在另一实施例中,本发明涉及一种诱导干细胞分化成感测葡萄糖的胰岛素分泌胰脏β细胞的方法,其包含以下步骤:(a)在分化条件下培养诱导的多能干细胞作为起始细胞;(b)诱导所述起始细胞脱离多能状态朝向中内胚层谱系;(c)以有效剂量且在特定时间窗内通过用mRNA的第一组合进行培养细胞转染来引导分化细胞朝向内胚层细胞;(d)进一步通过用mRNA的第二组合进行转染来引导所述内胚层细胞朝向胰脏祖细胞;(e)进一步用mRNA的第三组合使所述胰脏祖细胞成熟化为胰脏内分泌细胞;和(f)收集富含响应于环境葡萄糖且能够分泌胰岛素作为响应的胰脏β细胞的集群,其中所述mRNA的第一组合包含Sox17mRNA。
在另一实施例中,本发明涉及一种诱导干细胞分化成感测葡萄糖的胰岛素分泌胰脏β细胞的方法,其包含以下步骤:(a)在分化条件下培养诱导的多能干细胞作为起始细胞;(b)诱导所述起始细胞脱离多能状态朝向中内胚层谱系;(c)以有效剂量且在特定时间窗内通过用mRNA的第一组合进行培养细胞转染来引导分化细胞朝向内胚层细胞;(d)进一步通过用mRNA的第二组合进行转染来引导所述内胚层细胞朝向胰脏祖细胞;(e)进一步用mRNA的第三组合使所述胰脏祖细胞成熟化为胰脏内分泌细胞;和(f)收集富含响应于环境葡萄糖且能够分泌胰岛素作为响应的胰脏β细胞的集群,其中所述mRNA的第一组合包含FoxA2mRNA和Sox17 mRNA。
在另一实施例中,本发明涉及一种诱导干细胞分化成感测葡萄糖的胰岛素分泌胰脏β细胞的方法,其包含以下步骤:(a)在分化条件下培养诱导的多能干细胞作为起始细胞;(b)诱导所述起始细胞脱离多能状态朝向中内胚层谱系;(c)以有效剂量且在特定时间窗内通过用mRNA的第一组合进行培养细胞转染来引导分化细胞朝向内胚层细胞;(d)进一步通过用mRNA的第二组合进行转染来引导所述内胚层细胞朝向胰脏祖细胞;(e)进一步用mRNA的第三组合使所述胰脏祖细胞成熟化为胰脏内分泌细胞;和(f)收集富含响应于环境葡萄糖且能够分泌胰岛素作为响应的胰脏β细胞的集群,其中所述mRNA的第一组合包含FoxA2mRNA、Sox17 mRNA、GATA4 mRNA和GATA6 mRNA。

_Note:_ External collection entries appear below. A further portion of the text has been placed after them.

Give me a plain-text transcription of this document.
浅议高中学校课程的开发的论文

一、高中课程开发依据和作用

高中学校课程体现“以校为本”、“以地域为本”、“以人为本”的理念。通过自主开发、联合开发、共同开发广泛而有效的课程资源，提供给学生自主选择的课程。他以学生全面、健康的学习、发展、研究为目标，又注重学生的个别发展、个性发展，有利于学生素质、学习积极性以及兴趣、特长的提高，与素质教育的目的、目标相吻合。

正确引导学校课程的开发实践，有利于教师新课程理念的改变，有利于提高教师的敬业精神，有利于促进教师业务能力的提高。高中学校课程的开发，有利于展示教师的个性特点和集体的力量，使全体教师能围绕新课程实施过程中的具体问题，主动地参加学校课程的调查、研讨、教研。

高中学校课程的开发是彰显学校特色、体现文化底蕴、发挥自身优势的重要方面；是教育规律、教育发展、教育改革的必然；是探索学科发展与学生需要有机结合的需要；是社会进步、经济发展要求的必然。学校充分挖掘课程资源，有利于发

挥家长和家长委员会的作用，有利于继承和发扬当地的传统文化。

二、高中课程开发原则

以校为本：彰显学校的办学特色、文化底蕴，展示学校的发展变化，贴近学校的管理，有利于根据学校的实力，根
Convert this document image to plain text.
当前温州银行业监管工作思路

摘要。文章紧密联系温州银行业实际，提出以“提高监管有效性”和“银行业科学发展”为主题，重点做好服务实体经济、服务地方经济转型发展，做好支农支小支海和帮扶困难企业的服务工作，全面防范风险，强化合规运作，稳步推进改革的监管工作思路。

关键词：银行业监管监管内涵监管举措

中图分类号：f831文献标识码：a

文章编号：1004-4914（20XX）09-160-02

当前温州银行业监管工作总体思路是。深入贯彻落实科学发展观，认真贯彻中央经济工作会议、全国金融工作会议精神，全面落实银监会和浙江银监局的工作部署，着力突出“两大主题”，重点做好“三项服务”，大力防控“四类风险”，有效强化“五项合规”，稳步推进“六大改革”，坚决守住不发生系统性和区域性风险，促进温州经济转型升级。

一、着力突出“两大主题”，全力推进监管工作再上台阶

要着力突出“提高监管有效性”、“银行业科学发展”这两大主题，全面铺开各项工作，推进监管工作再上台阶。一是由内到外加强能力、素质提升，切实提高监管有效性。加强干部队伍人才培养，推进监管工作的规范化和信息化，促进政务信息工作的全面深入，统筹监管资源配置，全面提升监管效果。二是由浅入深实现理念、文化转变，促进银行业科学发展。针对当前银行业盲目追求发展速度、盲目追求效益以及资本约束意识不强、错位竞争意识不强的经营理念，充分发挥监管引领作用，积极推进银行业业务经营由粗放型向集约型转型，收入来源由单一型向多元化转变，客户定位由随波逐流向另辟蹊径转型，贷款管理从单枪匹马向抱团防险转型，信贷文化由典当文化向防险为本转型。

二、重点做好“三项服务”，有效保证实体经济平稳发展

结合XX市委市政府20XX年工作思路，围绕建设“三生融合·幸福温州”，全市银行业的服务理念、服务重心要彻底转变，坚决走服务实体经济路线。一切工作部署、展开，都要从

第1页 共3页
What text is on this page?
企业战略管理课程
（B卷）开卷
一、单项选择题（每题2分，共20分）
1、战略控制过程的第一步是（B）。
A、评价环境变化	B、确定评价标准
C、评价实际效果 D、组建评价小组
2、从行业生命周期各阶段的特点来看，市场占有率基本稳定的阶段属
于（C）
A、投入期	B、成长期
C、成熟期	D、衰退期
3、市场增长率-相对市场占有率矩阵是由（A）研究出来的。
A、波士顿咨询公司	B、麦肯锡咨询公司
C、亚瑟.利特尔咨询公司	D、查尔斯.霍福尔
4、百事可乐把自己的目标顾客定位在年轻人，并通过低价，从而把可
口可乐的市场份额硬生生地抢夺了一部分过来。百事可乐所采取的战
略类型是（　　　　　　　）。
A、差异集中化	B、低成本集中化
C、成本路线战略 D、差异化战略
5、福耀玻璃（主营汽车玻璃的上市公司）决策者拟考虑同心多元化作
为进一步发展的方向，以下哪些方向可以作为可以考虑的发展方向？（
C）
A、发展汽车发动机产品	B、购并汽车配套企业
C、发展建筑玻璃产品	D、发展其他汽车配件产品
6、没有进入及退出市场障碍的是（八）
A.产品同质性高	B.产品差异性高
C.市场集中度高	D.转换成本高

在另一实施例中,本发明涉及一种诱导干细胞分化成感测葡萄糖的胰岛素分泌胰脏β细胞的方法,其包含以下步骤:(a)在分化条件下培养诱导的多能干细胞作为起始细胞;(b)诱导所述起始细胞脱离多能状态朝向中内胚层谱系;(c)以有效剂量且在特定时间窗内通过用mRNA的第一组合进行培养细胞转染来引导分化细胞朝向内胚层细胞;(d)进一步通过用mRNA的第二组合进行转染来引导所述内胚层细胞朝向胰脏祖细胞;(e)进一步用mRNA的第三组合使所述胰脏祖细胞成熟化为胰脏内分泌细胞;和(f)收集富含响应于环境葡萄糖且能够分泌胰岛素作为响应的胰脏β细胞的集群,其中所述mRNA的第二组合包含PDX1、Hlxb9、Ptf1a、ixl1、HNF1a和HNF1b和Sox9 mRNA中的至少一种。
在另一实施例中,本发明涉及一种诱导干细胞分化成感测葡萄糖的胰岛素分泌胰脏β细胞的方法,其包含以下步骤:(a)在分化条件下培养诱导的多能干细胞作为起始细胞;(b)诱导所述起始细胞脱离多能状态朝向中内胚层谱系;(c)以有效剂量且在特定时间窗内通过用mRNA的第一组合进行培养细胞转染来引导分化细胞朝向内胚层细胞;(d)进一步通过用mRNA的第二组合进行转染来引导所述内胚层细胞朝向胰脏祖细胞;(e)进一步用mRNA的第三组合使所述胰脏祖细胞成熟化为胰脏内分泌细胞;和(f)收集富含响应于环境葡萄糖且能够分泌胰岛素作为响应的胰脏β细胞的集群,其中所述mRNA的第三组合包含PDX1、NKX6.1、NKX2.2、Pax6、Pax4、Hlxb9和Ngn3 mRNA中的至少一种。
在另一实施例中,本发明涉及一种诱导干细胞分化成感测葡萄糖的胰岛素分泌胰脏β细胞的方法,其包含以下步骤:(a)在分化条件下培养诱导的多能干细胞作为起始细胞;(b)诱导所述起始细胞脱离朝向中内胚层谱系的多能状态;(c)以有效剂量且在特定时间窗内通过用mRNA的第一组合的培养细胞转染引导分化细胞朝向内胚层细胞;(d)进一步通过用mRNA的第二组合的转染引导所述内胚层细胞朝向胰脏祖细胞;(e)进一步用mRNA的第三组合使所述胰脏祖细胞成熟化为胰脏内分泌细胞;和(f)收集富含响应于环境葡萄糖且能够分泌胰岛素作为响应的胰脏β细胞的集群,其中影响胰脏β细胞命运定型的mRNA包含NKX6.1、MAFA或MAFA mRNA中的至少一种。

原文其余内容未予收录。